For classification a convolutional neural network calls SqueezeNet is chosen. It is famous for its small size and still good enough accuracy.

This is my training result: classification

Pipeline

  1. Video frames are retrieved in a worker thread (25fps), they are then sent to the U-Net, traffic sign segmentation is found and bounding boxes are calculated.
  2. Crops the image areas inside bounding boxes and resize it to 90x90 (keep width-height ratio and pad borders if need)
  3. Cropped images are sent to the classifier network, it outputs classes and confidence scores (softmax value), ignore the one with a score lower than a threshold.
  4. Draw bounding boxes, classes and scores on frames.

Issues

After the first implementation some issues are found:

  1. Some bounding boxes are marked incorrectly. It also decreases the classification accuracy.
  2. Bounding boxes blinks a lot.

To solve these issues, a 10x10 grid is created, the frame is then divided into 100 equal areas.

grid

With the help of this grid, some parts of the frame are ignored, for example last two rows at the bottom because of the camera position. These areas should not contain traffic signs, it reduces some incorrect bounding boxes.

To reduce the blink effect, for each grid cell, instead of only considering the current frame, 5 recent frames are used to calculate the mode of classes and the average of confidence scores. The grid helps to identify the traffic sign instance in successive frames (with the assumption that each traffic sign belongs to the same cell in recent 5 frames and there is only one traffic sign in each cell)

The number of frames is important, if it's too large, some important frames might be lost. Actually, it should be set dynamically based on the car speed, fewer frames should be used when it is fast. Also, the grid is divided equally, a perspective grid system might be better.

At the last, too small boxes are ignored. The classifier won't work well in this case.

Result

The video is cut from a driving lesson video Gerd Moll Onlinefahrlehrer, please ignore the white texts in the video.

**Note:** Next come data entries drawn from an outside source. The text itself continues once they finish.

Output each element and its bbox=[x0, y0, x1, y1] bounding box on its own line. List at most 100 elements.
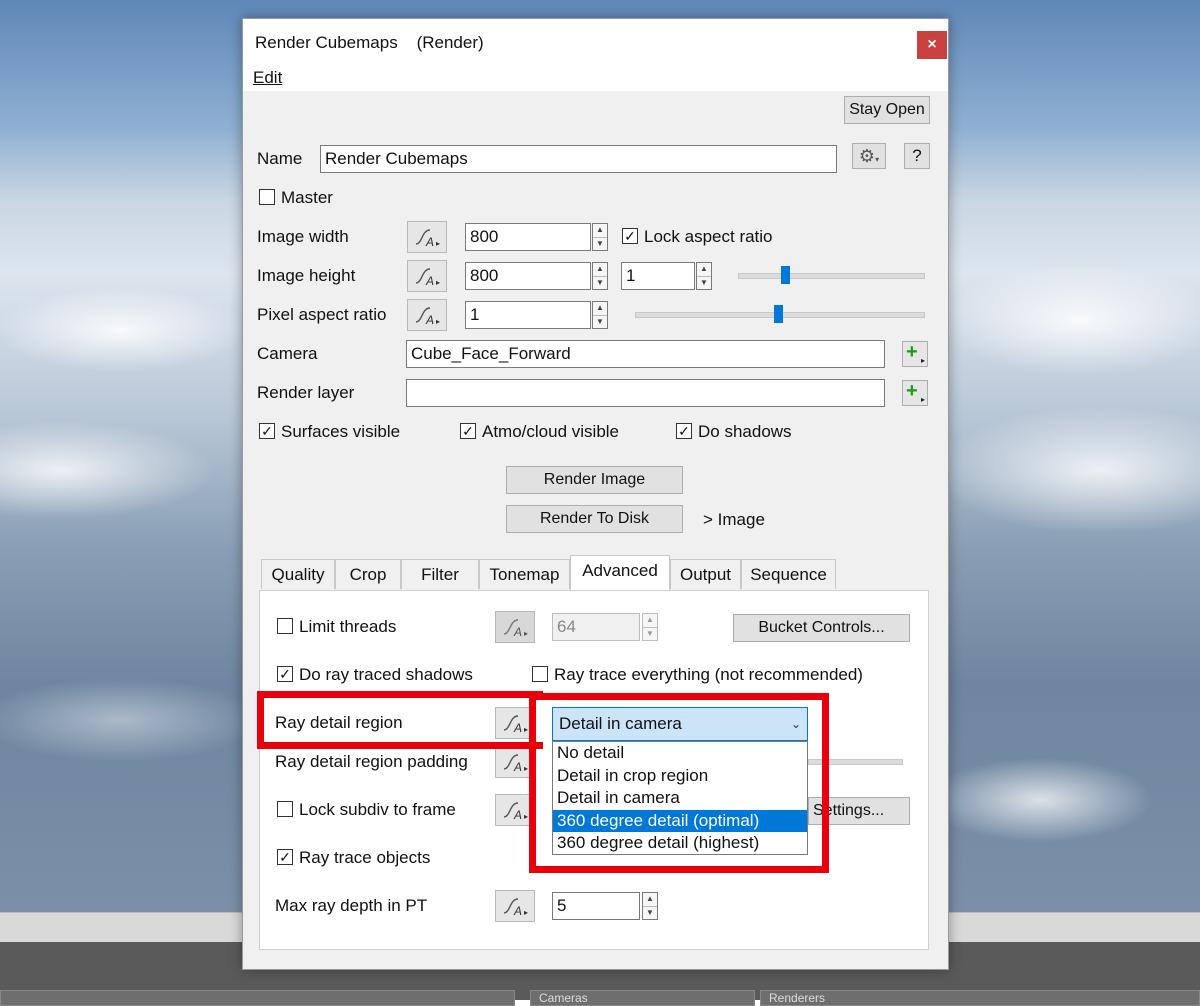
limit-threads-checkbox[interactable] bbox=[277, 618, 293, 634]
do-shadows-label: Do shadows bbox=[698, 422, 792, 441]
curve-icon: A ▸ bbox=[503, 898, 528, 918]
lock-subdiv-label: Lock subdiv to frame bbox=[299, 800, 456, 819]
bucket-controls-button[interactable]: Bucket Controls... bbox=[733, 614, 910, 642]
surfaces-visible-label: Surfaces visible bbox=[281, 422, 401, 441]
svg-text:A: A bbox=[513, 808, 522, 822]
curve-icon: A ▸ bbox=[415, 307, 440, 327]
tab-crop[interactable]: Crop bbox=[335, 559, 401, 589]
render-layer-input[interactable] bbox=[406, 379, 885, 407]
ray-trace-everything-checkbox[interactable] bbox=[532, 666, 548, 682]
arrow-right-icon: ▸ bbox=[920, 395, 925, 404]
close-button[interactable]: × bbox=[917, 31, 947, 59]
atmo-visible-checkbox[interactable]: ✓ bbox=[460, 423, 476, 439]
pixel-aspect-label: Pixel aspect ratio bbox=[257, 305, 387, 324]
tab-quality[interactable]: Quality bbox=[261, 559, 335, 589]
image-height-curve-button[interactable]: A ▸ bbox=[407, 260, 447, 292]
limit-threads-label: Limit threads bbox=[299, 617, 397, 636]
render-layer-add-button[interactable]: + ▸ bbox=[902, 380, 928, 406]
curve-icon: A ▸ bbox=[415, 268, 440, 288]
add-icon: + bbox=[906, 341, 918, 363]
ray-trace-everything-label: Ray trace everything (not recommended) bbox=[554, 665, 863, 684]
max-ray-depth-spinner[interactable]: ▲ ▼ bbox=[642, 892, 658, 920]
lock-aspect-label: Lock aspect ratio bbox=[644, 227, 773, 246]
ray-detail-padding-label: Ray detail region padding bbox=[275, 752, 468, 771]
name-label: Name bbox=[257, 149, 303, 168]
svg-text:▸: ▸ bbox=[524, 908, 528, 917]
do-shadows-checkbox[interactable]: ✓ bbox=[676, 423, 692, 439]
render-image-button[interactable]: Render Image bbox=[506, 466, 683, 494]
curve-icon: A ▸ bbox=[415, 229, 440, 249]
pixel-aspect-input[interactable]: 1 bbox=[465, 301, 591, 329]
svg-text:A: A bbox=[425, 274, 434, 288]
arrow-right-icon: ▸ bbox=[920, 356, 925, 365]
threads-spinner[interactable]: ▲ ▼ bbox=[642, 613, 658, 641]
tab-sequence[interactable]: Sequence bbox=[741, 559, 836, 589]
threads-curve-button[interactable]: A ▸ bbox=[495, 611, 535, 643]
render-to-disk-button[interactable]: Render To Disk bbox=[506, 505, 683, 533]
svg-text:▸: ▸ bbox=[436, 317, 440, 326]
ray-trace-objects-checkbox[interactable]: ✓ bbox=[277, 849, 293, 865]
camera-label: Camera bbox=[257, 344, 318, 363]
atmo-visible-label: Atmo/cloud visible bbox=[482, 422, 620, 441]
height-ratio-slider-track[interactable] bbox=[738, 273, 925, 279]
master-checkbox[interactable] bbox=[259, 189, 275, 205]
tab-tonemap[interactable]: Tonemap bbox=[479, 559, 570, 589]
curve-icon: A ▸ bbox=[503, 754, 528, 774]
camera-input[interactable]: Cube_Face_Forward bbox=[406, 340, 885, 368]
gear-icon: ⚙▾ bbox=[858, 146, 880, 166]
svg-text:A: A bbox=[513, 760, 522, 774]
image-width-curve-button[interactable]: A ▸ bbox=[407, 221, 447, 253]
height-ratio-input[interactable]: 1 bbox=[621, 262, 695, 290]
svg-text:▸: ▸ bbox=[436, 278, 440, 287]
pixel-aspect-spinner[interactable]: ▲ ▼ bbox=[592, 301, 608, 329]
tab-advanced[interactable]: Advanced bbox=[570, 555, 670, 591]
master-label: Master bbox=[281, 188, 333, 207]
svg-text:A: A bbox=[513, 904, 522, 918]
highlight-box-dropdown bbox=[529, 693, 829, 873]
gear-menu-button[interactable]: ⚙▾ bbox=[852, 143, 886, 169]
menu-edit[interactable]: Edit bbox=[253, 68, 282, 88]
image-width-label: Image width bbox=[257, 227, 349, 246]
panel-tab-cameras[interactable]: Cameras bbox=[530, 990, 755, 1006]
ray-traced-shadows-label: Do ray traced shadows bbox=[299, 665, 473, 684]
image-height-label: Image height bbox=[257, 266, 356, 285]
svg-text:▸: ▸ bbox=[524, 764, 528, 773]
surfaces-visible-checkbox[interactable]: ✓ bbox=[259, 423, 275, 439]
max-ray-depth-input[interactable]: 5 bbox=[552, 892, 640, 920]
image-height-input[interactable]: 800 bbox=[465, 262, 591, 290]
pixel-aspect-slider-thumb[interactable] bbox=[774, 305, 783, 323]
help-button[interactable]: ? bbox=[904, 143, 930, 169]
curve-icon: A ▸ bbox=[503, 619, 528, 639]
add-icon: + bbox=[906, 380, 918, 402]
image-width-spinner[interactable]: ▲ ▼ bbox=[592, 223, 608, 251]
ray-traced-shadows-checkbox[interactable]: ✓ bbox=[277, 666, 293, 682]
max-ray-depth-label: Max ray depth in PT bbox=[275, 896, 428, 915]
svg-text:A: A bbox=[425, 235, 434, 249]
threads-input[interactable]: 64 bbox=[552, 613, 640, 641]
panel-tab-renderers[interactable]: Renderers bbox=[760, 990, 1200, 1006]
name-input[interactable]: Render Cubemaps bbox=[320, 145, 837, 173]
height-ratio-slider-thumb[interactable] bbox=[781, 266, 790, 284]
render-layer-label: Render layer bbox=[257, 383, 355, 402]
tab-filter[interactable]: Filter bbox=[401, 559, 479, 589]
image-width-input[interactable]: 800 bbox=[465, 223, 591, 251]
render-destination-label: > Image bbox=[703, 510, 765, 529]
max-ray-depth-curve-button[interactable]: A ▸ bbox=[495, 890, 535, 922]
title-bar[interactable]: Render Cubemaps (Render) × bbox=[243, 19, 948, 67]
svg-text:▸: ▸ bbox=[524, 629, 528, 638]
curve-icon: A ▸ bbox=[503, 802, 528, 822]
panel-tab-left[interactable] bbox=[0, 990, 515, 1006]
panel-tab-cameras-label: Cameras bbox=[539, 991, 588, 1005]
pixel-aspect-curve-button[interactable]: A ▸ bbox=[407, 299, 447, 331]
tab-output[interactable]: Output bbox=[670, 559, 741, 589]
camera-add-button[interactable]: + ▸ bbox=[902, 341, 928, 367]
height-ratio-spinner[interactable]: ▲ ▼ bbox=[696, 262, 712, 290]
image-height-spinner[interactable]: ▲ ▼ bbox=[592, 262, 608, 290]
panel-tab-renderers-label: Renderers bbox=[769, 991, 826, 1005]
menu-bar: Edit bbox=[243, 67, 948, 91]
dialog-title: Render Cubemaps (Render) bbox=[255, 33, 484, 52]
lock-subdiv-checkbox[interactable] bbox=[277, 801, 293, 817]
lock-aspect-checkbox[interactable]: ✓ bbox=[622, 228, 638, 244]
stay-open-button[interactable]: Stay Open bbox=[844, 96, 930, 124]
svg-text:A: A bbox=[425, 313, 434, 327]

Some classification error is caused by the dataset, for example there is no 40-speed limit sign in training data, they are all marked as 60 in this video.

Result

Code

  • /src/localization/ is the training code for U-Net, it is inspirited by U-Net Implementation in TensorFlow. For training you need to download the GTSDB dataset seprately.
  • /src/classification/ is the training code for SqueezeNet. For training you need to download the GTSRB dataset seprately.
  • /src/object_detection_test2.py is the code for inference, its input could be an image or a video (under /src/testimg/ and /src/testvideo/). It needs the models which are trained with the scripts mentioned above. Two already trained models are included: /src/models/models_27_8/ for localization and /src/outs/my_train_classifier/ for classification.
  • /src/object_detection_api/ are the utility codes I copied from the Tensorflow Object Detection API, to make them work correctly you may need to install some additional packages like protobuf: Tensorflow Object Detection API Installation
  • GTSDB_label_map.pbtxt is the mapping file of label and class text
  • ThreadVideoCapture.py is an utility code for video/camera multi-thread capturing.

Possible improvement

  • There are many different speed limit signs, besides including all of them into training data, a number recognizer could also be added in the pipeline. A small convolutional neural network works already pretty good for MNIST handwriting number recognition, the numbers on traffic signs are more formal, it should be easy to build such recognizer without introducing much time during inference.
  • The accuracy of localization network could be improved. There is an alteration of the original U-Net design, which adds dropout layers and batch normalization. Also can try to train with other traffic sign datasets, although they are not for German traffic signs, for localization task it could be helpful.
  • With additional information like the distance of the object we may distinguish them better.
  • As mentioned before, the grid could be perspective and the number of frame could be dynamic.
  • In general the camera does not work well in bad wetter condition and light condition.